Soh thinks that those who proactively embrace this shift will not only future-proof their organisations against regulatory and market pressures but also unlock new opportunities for growth and innovation in Southeast Asia’s rapidly changing ESG landscape.
Integrating new initiatives
As CFOs are expected to integrate new initiatives like ESG and sustainability while driving positive sustainable growth and improving cost efficiency, Soh says this requires a strategic and data-driven approach, and CFOs can achieve this by embedding sustainability into capital allocation, leveraging sustainable finance, utilising technology for ESG tracking, and fostering cross-functional collaboration.
"A key priority is aligning investment decisions with long-term cost efficiencies. Prioritising energy-efficient infrastructure, waste reduction initiatives, and responsible supply chain practices not only supports sustainability goals but also delivers measurable financial benefits."
He cites investing in green-certified buildings and renewable energy sources as example, saying this leads to lower operational costs over time.
"Sustainable financing options provide another pathway to balancing ESG commitments with financial discipline. Accessing green bonds, sustainability-linked loans, and government incentives allows businesses to fund ESG initiatives without compromising profitability."
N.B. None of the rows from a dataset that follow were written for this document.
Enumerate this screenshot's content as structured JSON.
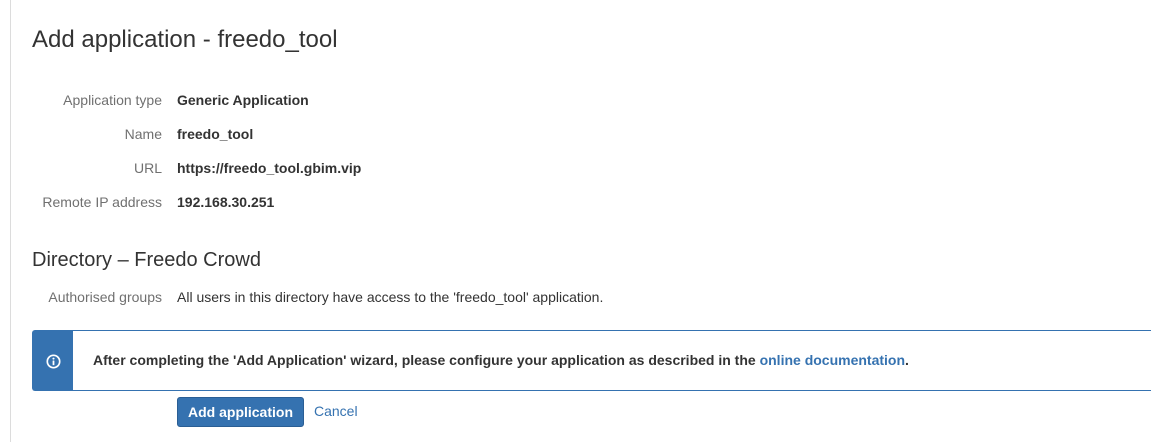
{
  "page_title": "Add application - freedo_tool",
  "details": [
    {
      "label": "Application type",
      "value": "Generic Application"
    },
    {
      "label": "Name",
      "value": "freedo_tool"
    },
    {
      "label": "URL",
      "value": "https://freedo_tool.gbim.vip"
    },
    {
      "label": "Remote IP address",
      "value": "192.168.30.251"
    }
  ],
  "directory": {
    "title": "Directory – Freedo Crowd",
    "groups_label": "Authorised groups",
    "groups_value": "All users in this directory have access to the 'freedo_tool' application."
  },
  "info_banner": {
    "icon": "info-icon",
    "message_prefix": "After completing the 'Add Application' wizard, please configure your application as described in the ",
    "link_text": "online documentation",
    "message_suffix": "."
  },
  "actions": {
    "submit_label": "Add application",
    "cancel_label": "Cancel"
  },
  "colors": {
    "accent": "#3572b0",
    "label": "#707070",
    "text": "#333333"
  }
}
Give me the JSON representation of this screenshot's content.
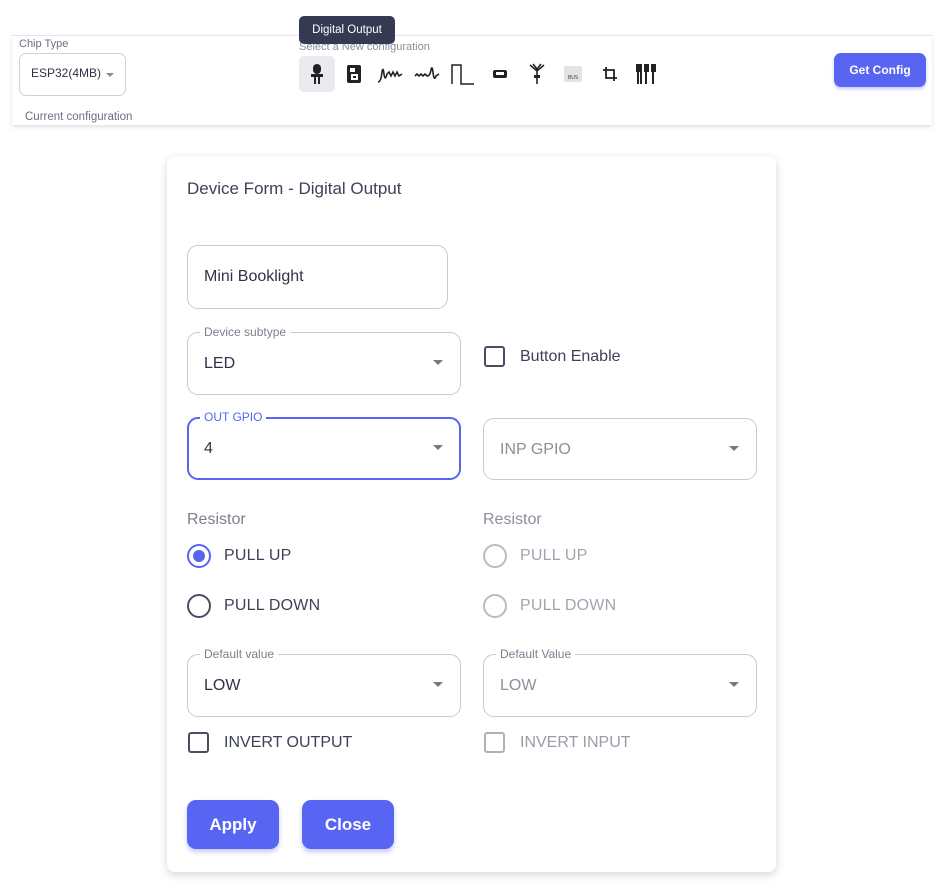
{
  "toolbar": {
    "chip_type_label": "Chip Type",
    "chip_type_value": "ESP32(4MB)",
    "current_configuration_label": "Current configuration",
    "select_new_label": "Select a New configuration",
    "tooltip": "Digital Output",
    "get_config_label": "Get Config",
    "accent_color": "#5765f2",
    "device_icons": [
      {
        "name": "digital-output-icon",
        "active": true
      },
      {
        "name": "digital-input-icon"
      },
      {
        "name": "pwm-output-icon"
      },
      {
        "name": "analog-input-icon"
      },
      {
        "name": "pulse-icon"
      },
      {
        "name": "sensor-icon"
      },
      {
        "name": "antenna-icon"
      },
      {
        "name": "bus-icon"
      },
      {
        "name": "i2c-icon"
      },
      {
        "name": "multi-pin-icon"
      }
    ]
  },
  "form": {
    "title": "Device Form - Digital Output",
    "device_name": "Mini Booklight",
    "device_subtype_label": "Device subtype",
    "device_subtype_value": "LED",
    "button_enable_label": "Button Enable",
    "button_enable_checked": false,
    "out_gpio_label": "OUT GPIO",
    "out_gpio_value": "4",
    "inp_gpio_placeholder": "INP GPIO",
    "left_resistor_label": "Resistor",
    "right_resistor_label": "Resistor",
    "pull_up_label": "PULL UP",
    "pull_down_label": "PULL DOWN",
    "left_resistor_selected": "PULL UP",
    "left_default_value_label": "Default value",
    "left_default_value": "LOW",
    "right_default_value_label": "Default Value",
    "right_default_value": "LOW",
    "invert_output_label": "INVERT OUTPUT",
    "invert_input_label": "INVERT INPUT",
    "apply_label": "Apply",
    "close_label": "Close"
  }
}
He adds that tying financial performance to sustainability metrics ensures that achieving environmental targets contributes to business growth rather than being seen as an expense.
"Technology and data analytics play an essential role in integrating ESG into financial decision-making, which can be simplified through automating ESG reporting, tracking real-time sustainability performance, and linking these data to financial KPIs to enhance transparency and compliance while optimising resource use."
Moreover, Soh notes that effective ESG integration also requires collaboration across departments, ensuring that sustainability considerations are embedded into procurement, operations, and overall business strategy. This includes engaging with suppliers to improve ESG performance to reduce long-term risks and create more resilient supply chains.
Key strategy
One key emerging strategy that finance leaders can adopt to drive both sustainable growth and cost-efficiency is the integration of ESG data into financial decision-making through AI and automation.
In Soh's view, as businesses face increasing regulatory scrutiny and stakeholder expectations, leveraging technology to enhance ESG tracking and reporting is becoming essential for balancing sustainability goals with financial performance.
"By embedding AI-driven analytics and automation tools into financial operations, organisations can streamline ESG data collection, improve carbon accounting accuracy, and gain real-time insights into sustainability performance."
This allows for proactive cost management, as inefficiencies, such as excessive energy consumption, waste, or supply chain risks, can be identified and addressed more effectively, while reducing compliance costs and administrative burdens, freeing up resources for more
strategic initiatives.
"Beyond compliance, integrating ESG data into investment and capital allocation decisions ensures that sustainability efforts generate measurable financial returns."
He believes finance teams can assess the long-term impact of green investments, model different sustainability scenarios, and make informed choices on resource allocation, enabling businesses to align ESG commitments with profitability, demonstrating to investors and stakeholders that sustainability is not just a responsibility but a driver of long-term financial resilience.
"As regulatory frameworks and investor expectations continue to evolve, leveraging AI and automation for ESG integration will become a critical advantage to optimise costs, meet sustainability targets, and drive competitive growth in a rapidly changing business environment."